Written by: Sam Santiago
We’ve all done it, stomped around our rooms, houses, yards, pretending we were massive, unstoppable monsters. And honestly, when you think about it, to smaller animals and insects, we kind of are. Anyway, we digress.
That childhood urge to crush everything in sight finally has a proper outlet again with BeastLink, which looks ready to drag kaiju chaos back into the spotlight and crank it up until the Richter scale taps out.
Developed by Grove Street Games, this new PvP monster brawler is smashing its way into Early Access this summer across Steam, PlayStation 5, and Xbox Series X|S. If you’re impatient, there’s a closed beta kicking off May 8 on Steam, which basically translates to “yes, you can start wrecking cities with your friends almost immediately.”

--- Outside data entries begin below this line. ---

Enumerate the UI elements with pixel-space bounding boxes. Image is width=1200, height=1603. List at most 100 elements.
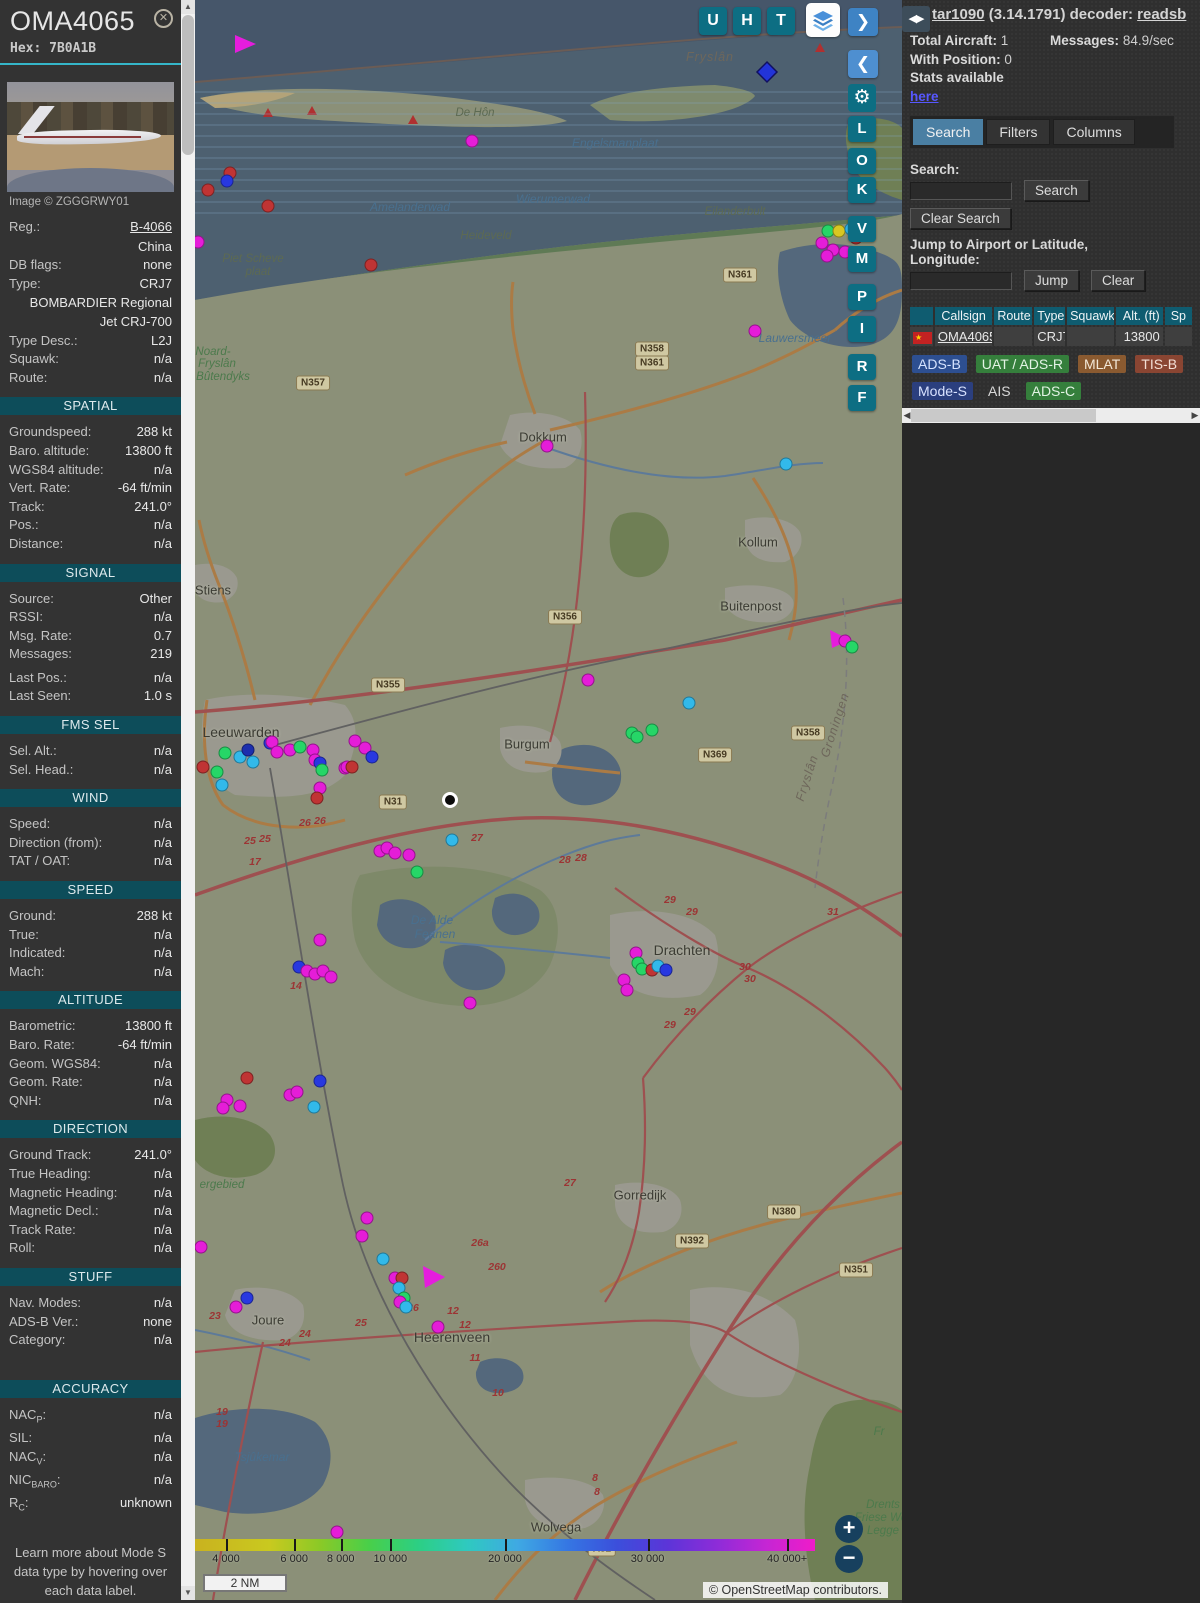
column-header[interactable]: Callsign (934, 307, 993, 325)
aircraft-history-dot[interactable] (779, 457, 793, 471)
column-header[interactable]: Sp (1164, 307, 1193, 325)
map-button-u[interactable]: U (699, 7, 727, 35)
filter-badge-mlat[interactable]: MLAT (1077, 355, 1127, 373)
map-button-k[interactable]: K (848, 177, 876, 203)
aircraft-history-dot[interactable] (195, 1240, 208, 1254)
filter-badge-tis-b[interactable]: TIS-B (1135, 355, 1184, 373)
map-button-l[interactable]: L (848, 116, 876, 142)
aircraft-history-dot[interactable] (445, 833, 459, 847)
aircraft-history-dot[interactable] (620, 983, 634, 997)
aircraft-history-dot[interactable] (365, 750, 379, 764)
tar1090-link[interactable]: tar1090 (932, 6, 985, 23)
search-button[interactable]: Search (1024, 180, 1089, 201)
map-button-m[interactable]: M (848, 246, 876, 272)
map-button-h[interactable]: H (733, 7, 761, 35)
aircraft-history-dot[interactable] (218, 746, 232, 760)
settings-gear-button[interactable]: ⚙ (848, 84, 876, 112)
map-button-t[interactable]: T (767, 7, 795, 35)
close-icon[interactable]: ✕ (154, 9, 173, 28)
map-button-o[interactable]: O (848, 148, 876, 174)
tab-columns[interactable]: Columns (1053, 119, 1135, 145)
aircraft-history-dot[interactable] (345, 760, 359, 774)
jump-input[interactable] (910, 271, 1012, 290)
map-button-f[interactable]: F (848, 385, 876, 411)
aircraft-history-dot[interactable] (820, 249, 834, 263)
map-button-r[interactable]: R (848, 354, 876, 380)
column-header[interactable]: Route (994, 307, 1033, 325)
aircraft-history-dot[interactable] (748, 324, 762, 338)
map-button-p[interactable]: P (848, 284, 876, 310)
tab-filters[interactable]: Filters (986, 119, 1051, 145)
callsign-link[interactable]: OMA4065 (938, 329, 992, 344)
aircraft-history-dot[interactable] (630, 730, 644, 744)
aircraft-history-dot[interactable] (581, 673, 595, 687)
aircraft-history-dot[interactable] (229, 1300, 243, 1314)
aircraft-history-dot[interactable] (832, 224, 846, 238)
aircraft-history-dot[interactable] (376, 1252, 390, 1266)
aircraft-history-dot[interactable] (293, 740, 307, 754)
aircraft-history-dot[interactable] (233, 1099, 247, 1113)
table-row[interactable]: ★ OMA4065 CRJ7 13800 (910, 327, 1193, 346)
aircraft-history-dot[interactable] (313, 1074, 327, 1088)
aircraft-history-dot[interactable] (360, 1211, 374, 1225)
map[interactable]: Fryslân De Hôn Engelsmanplaat Wierumerwad Am… (195, 0, 902, 1600)
sidebar-collapse-button[interactable]: ❮ (848, 50, 878, 78)
horizontal-scrollbar[interactable]: ◀ ▶ (902, 408, 1200, 423)
filter-badge-ads-b[interactable]: ADS-B (912, 355, 967, 373)
aircraft-history-dot[interactable] (540, 439, 554, 453)
zoom-in-button[interactable]: + (835, 1515, 863, 1543)
column-header[interactable]: Alt. (ft) (1115, 307, 1163, 325)
filter-badge-mode-s[interactable]: Mode-S (912, 382, 974, 400)
sidebar-expand-button[interactable]: ❯ (848, 8, 878, 36)
aircraft-history-dot[interactable] (196, 760, 210, 774)
aircraft-history-dot[interactable] (845, 640, 859, 654)
aircraft-history-dot[interactable] (364, 258, 378, 272)
aircraft-history-dot[interactable] (315, 763, 329, 777)
hscroll-thumb[interactable] (911, 409, 1096, 422)
column-header[interactable]: Squawk (1067, 307, 1114, 325)
clear-search-button[interactable]: Clear Search (910, 208, 1011, 229)
aircraft-history-dot[interactable] (399, 1300, 413, 1314)
aircraft-history-dot[interactable] (215, 778, 229, 792)
scrollbar-thumb[interactable] (182, 15, 194, 155)
jump-clear-button[interactable]: Clear (1091, 270, 1146, 291)
aircraft-history-dot[interactable] (388, 846, 402, 860)
map-attribution[interactable]: © OpenStreetMap contributors. (702, 1582, 888, 1598)
aircraft-history-dot[interactable] (463, 996, 477, 1010)
aircraft-history-dot[interactable] (201, 183, 215, 197)
scroll-right-icon[interactable]: ▶ (1190, 408, 1200, 423)
aircraft-history-dot[interactable] (270, 745, 284, 759)
map-button-v[interactable]: V (848, 216, 876, 242)
selected-aircraft-marker[interactable] (442, 792, 458, 808)
aircraft-history-dot[interactable] (324, 970, 338, 984)
readsb-link[interactable]: readsb (1137, 6, 1186, 23)
aircraft-history-dot[interactable] (216, 1101, 230, 1115)
aircraft-history-dot[interactable] (310, 791, 324, 805)
map-button-i[interactable]: I (848, 316, 876, 342)
filter-badge-ads-c[interactable]: ADS-C (1025, 382, 1082, 400)
aircraft-history-dot[interactable] (682, 696, 696, 710)
aircraft-history-dot[interactable] (220, 174, 234, 188)
column-header[interactable] (910, 307, 933, 325)
aircraft-history-dot[interactable] (240, 1071, 254, 1085)
registration-link[interactable]: B-4066 (130, 218, 172, 237)
aircraft-history-dot[interactable] (313, 933, 327, 947)
aircraft-history-dot[interactable] (330, 1525, 344, 1539)
search-input[interactable] (910, 181, 1012, 200)
left-panel-scrollbar[interactable]: ▲ ▼ (181, 0, 195, 1600)
scroll-down-icon[interactable]: ▼ (181, 1586, 195, 1600)
aircraft-history-dot[interactable] (246, 755, 260, 769)
aircraft-history-dot[interactable] (355, 1229, 369, 1243)
aircraft-history-dot[interactable] (645, 723, 659, 737)
scroll-up-icon[interactable]: ▲ (181, 0, 195, 14)
aircraft-history-dot[interactable] (240, 1291, 254, 1305)
aircraft-history-dot[interactable] (659, 963, 673, 977)
aircraft-history-dot[interactable] (410, 865, 424, 879)
jump-button[interactable]: Jump (1024, 270, 1080, 291)
aircraft-history-dot[interactable] (290, 1085, 304, 1099)
aircraft-history-dot[interactable] (210, 765, 224, 779)
aircraft-photo[interactable] (7, 82, 174, 192)
column-header[interactable]: Type (1034, 307, 1066, 325)
filter-badge-ais[interactable]: AIS (982, 382, 1017, 400)
aircraft-history-dot[interactable] (261, 199, 275, 213)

The setup leans hard into end-of-the-world energy. Civilization is hanging by a thread, tucked away in broken strongholds while massive creatures run the planet like they pay rent. Humanity’s last hope comes from the same kind of genius decision-making that usually gets us into trouble in the first place, a mysterious serum that lets you “link” with dormant kaiju. Because when things go wrong, the obvious solution is to become the problem.
WATCH THE TRAILER FOR "BEASTLINK" BELOW
Gameplay lets you bounce between fragile human and full-blown city-ending nightmare. One minute you’re scrambling through war-torn streets, the next you’re a towering beast introducing a skyline to early retirement. Vehicles are all fair game too, cars, tanks, helicopters, whatever you can get your hands on before turning the entire map into a demolition reel. The game’s “SuperDestruction” system means if you can see it, you can probably reduce it to dust.
At launch, Early Access will roll out three maps and four monsters, each built for a different flavor of destruction: a Horned Lizard that looks like it eats buildings for protein, a Bull Shark that turns water into a death zone, a Vampire Bat straight out of a nightmare, and a Mandrill that seems way too angry to be contained by physics. Matches support up to 32 players, which is just enough people to ensure absolute, unapologetic chaos.
And that’s really the appeal here. Not strategy. Not subtlety. Just the pure, unfiltered joy of playing as something enormous, loud, and wildly destructive. The kind of experience where you stop worrying about saving the world and start asking a much more important question: how fast can I level it instead?
Because sometimes, being the hero is overrated. Sometimes, you just want to be the reason the evacuation sirens never stop.